TERKINI Polisi Tembak Rekannya di Solok Selatan, Motif Pembunuhan Terungkap

24 November 2024 17:20 | Oleh Tim DKYLB 01


DKYLB, 
Minggu (24/11/2024) - Kasus tragis terjadi di Polres Solok Selatan, Sumatera Barat, pada Jumat (22/11/2024) dini hari, saat AKP Dadang Iskandar menembak rekannya AKP Ulil Ryanto Ulil Anshar hingga tewas. Penembakan itu terjadi di parkiran Polres Solok Selatan, setelah Ulil terlibat dalam penegakan hukum terhadap tambang ilegal yang dikelola oleh rekanan Dadang.

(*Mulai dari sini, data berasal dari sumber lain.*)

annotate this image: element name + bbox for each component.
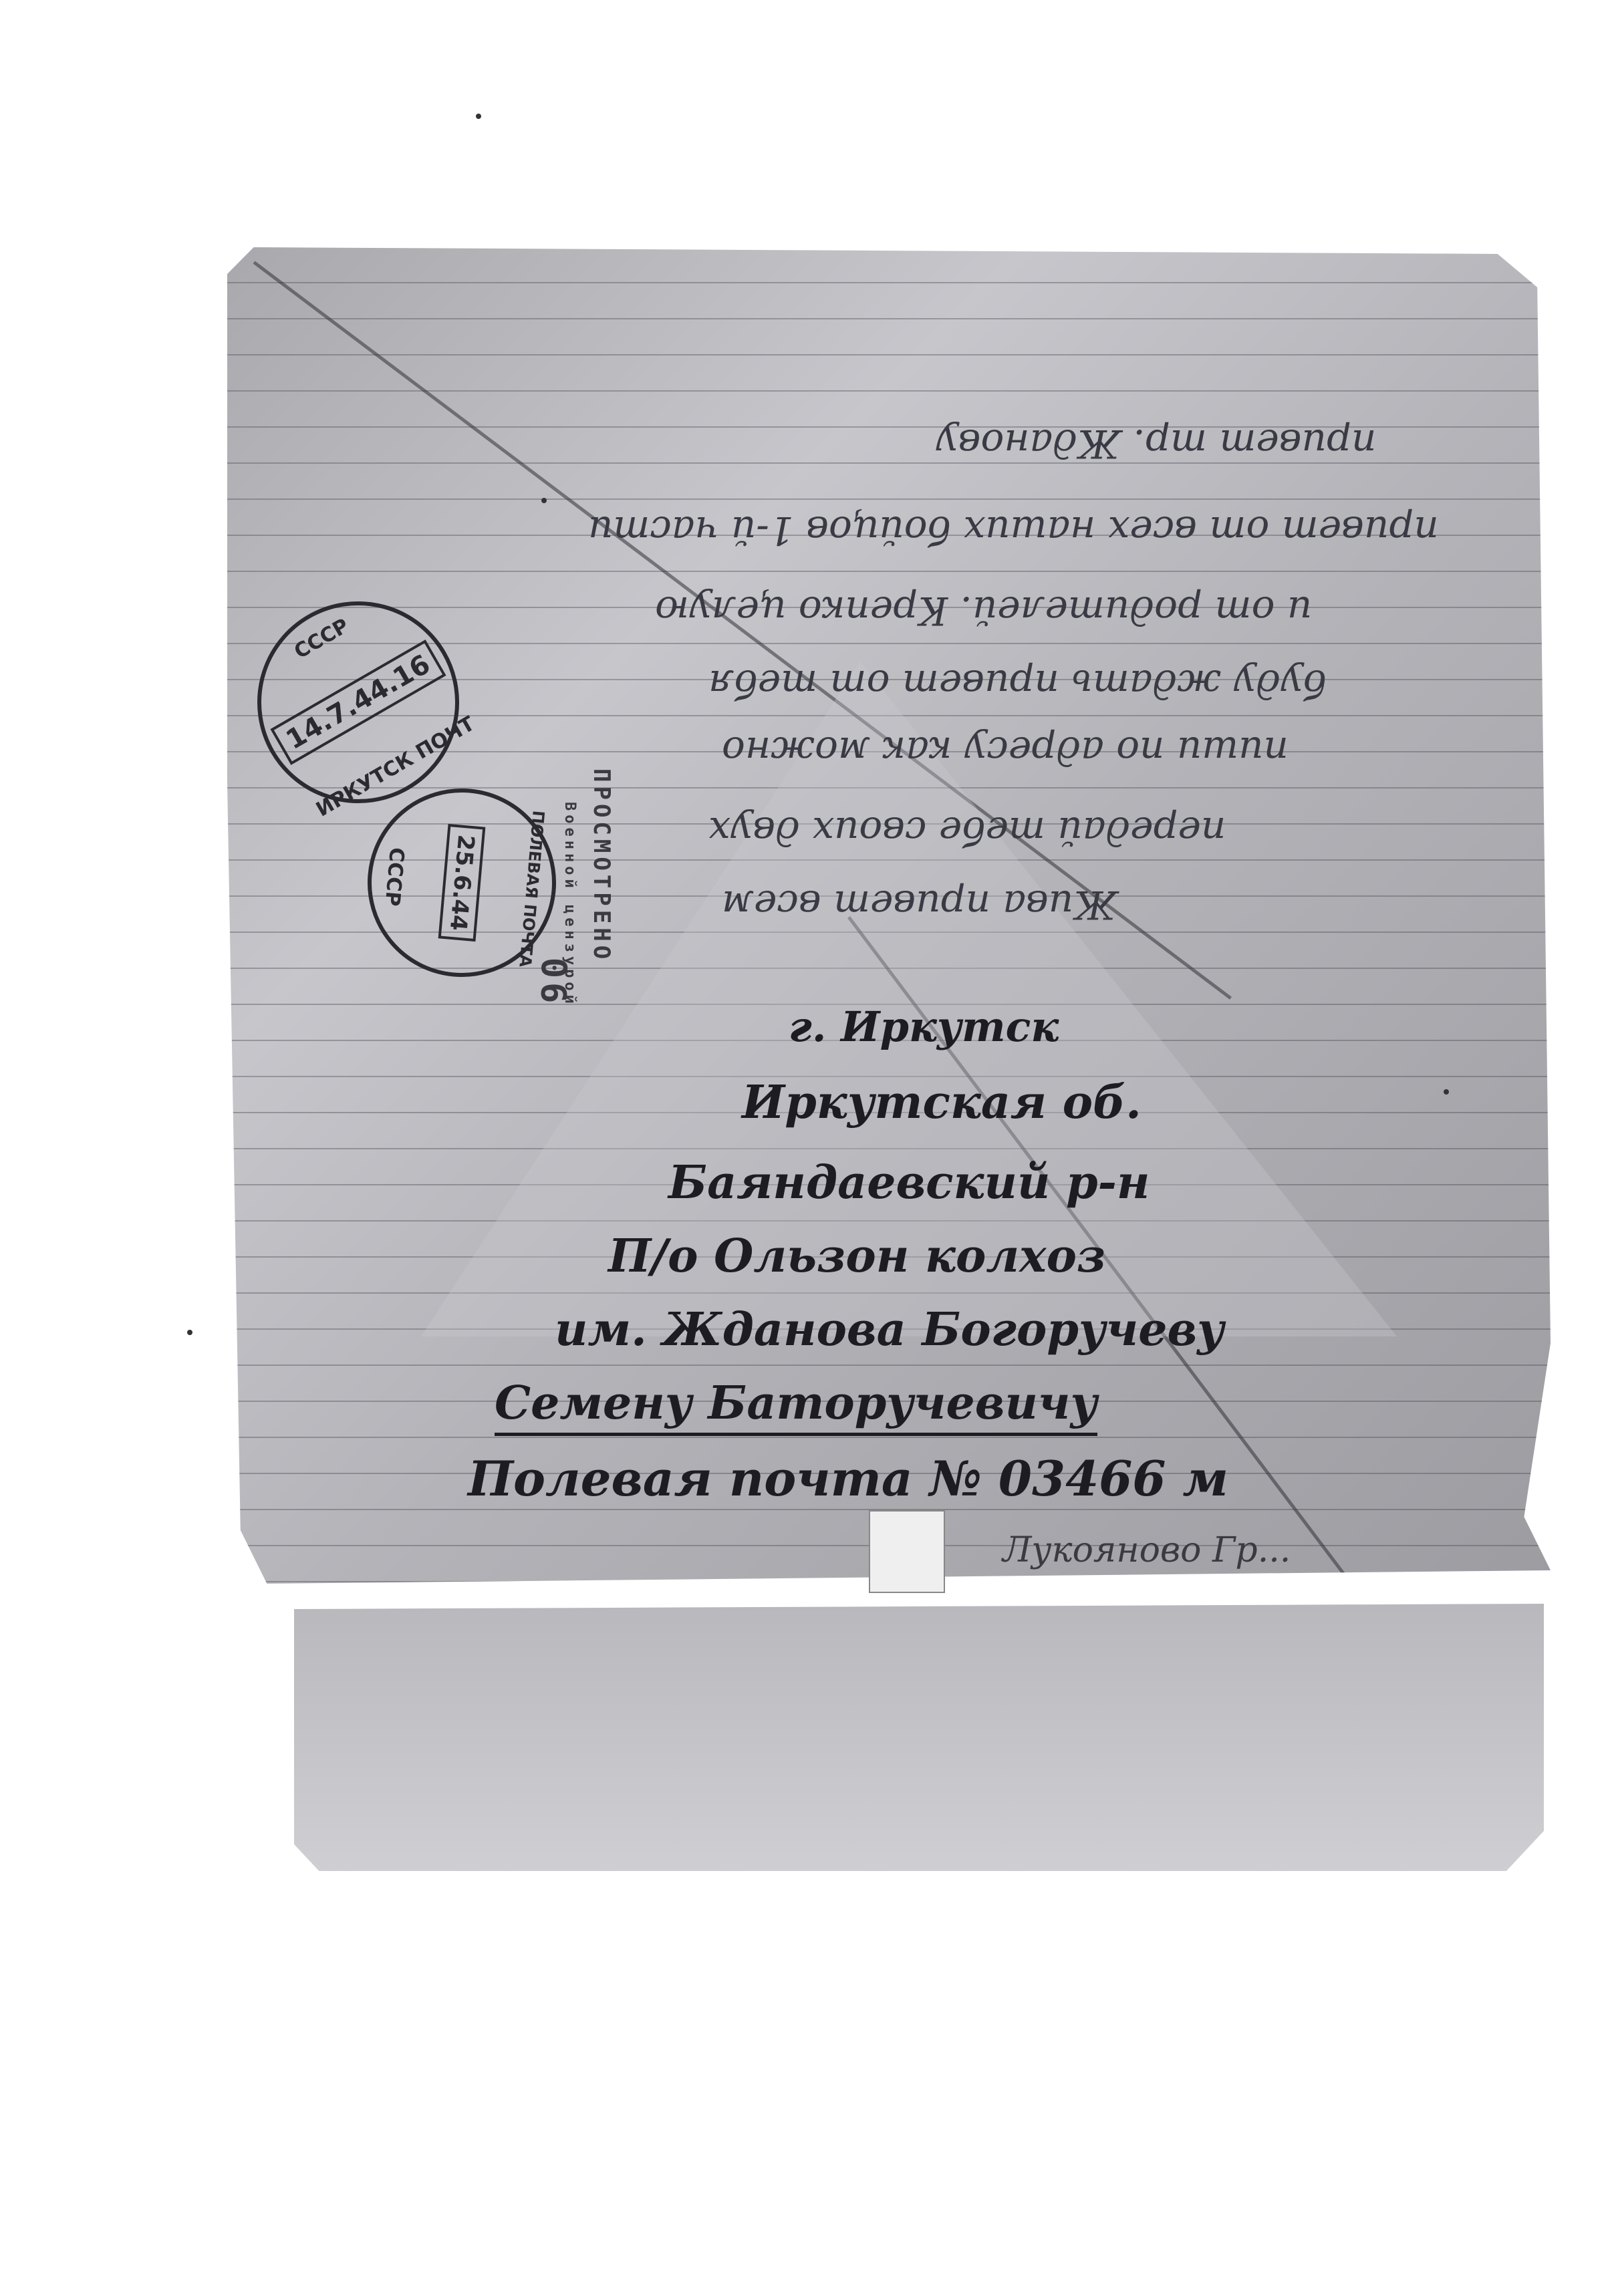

Baca Juga: Pelecehan Seksual di Program Magang BUMN Semarang, Laporan Akhirnya Ditarik Kembali

Kombes Pol Andri Kurniawan, Direktur Reserse Kriminal Umum Polda Sumbar, menyatakan bahwa sebelum penembakan tersebut, Dadang sempat menembaki rumah dinas Kapolres Solok Selatan, AKBP Arief Mukti. Berdasarkan olah tempat kejadian perkara (TKP), ditemukan dua selongsong peluru di lokasi penembakan terhadap Ulil, dan enam selongsong lainnya di rumah dinas Kapolres.

 

Dadang, yang membawa senjata api jenis HS dan 42 butir peluru, melakukan tembakan secara membabi buta, yang mengakibatkan kerusakan pada kaca rumah dinas Kapolres. Beruntung, AKBP Arief Mukti tidak mengalami cedera. Dadang, yang terdeteksi tidak mengalami gangguan mental berdasarkan pemeriksaan polisi, akhirnya menyerahkan diri pada pukul 03.00 WIB.

 

Penyidik Polda Sumbar mengungkapkan bahwa motif penembakan berhubungan dengan rasa tidak senang Dadang atas penangkapan rekanan yang terlibat dalam aktivitas tambang ilegal oleh Ulil. "Ini adalah tindakan balas dendam setelah rekan pelaku ditangkap," ujar Kombes Pol Andri Kurniawan, Sabtu (23/11/2024).

 

Menurut pemeriksaan yang dilakukan, Dadang saat ini dijerat dengan pasal pembunuhan berencana dan terancam hukuman mati atau penjara seumur hidup. “Kami masih melakukan pendalaman terkait dugaan tambang ilegal yang menjadi latar belakang kejadian ini,” jelas Andri.

 

Kasus penembakan ini memunculkan isu yang lebih besar di dalam institusi kepolisian. Terlepas dari motif pribadi yang mendasari tindakan Dadang, kejadian ini menggambarkan adanya potensi disfungsi dalam tubuh kepolisian yang dapat mengarah pada penyalahgunaan kekuasaan. Penembakan oleh seorang perwira polisi terhadap sesama anggota, terutama dalam konteks masalah internal yang belum diselesaikan, mencerminkan ketegangan yang tidak terselesaikan dalam struktur hierarki kepolisian.

 

Apabila tidak ada perbaikan dalam sistem pengawasan dan evaluasi internal, kejadian serupa bisa saja terulang, merusak citra kepolisian sebagai lembaga penegak hukum yang seharusnya menjadi contoh ketertiban dan keadilan. Tindakan seperti ini menuntut perhatian lebih besar dari para pemangku kebijakan untuk melakukan pembenahan guna menjaga integritas dan profesionalisme dalam penegakan hukum.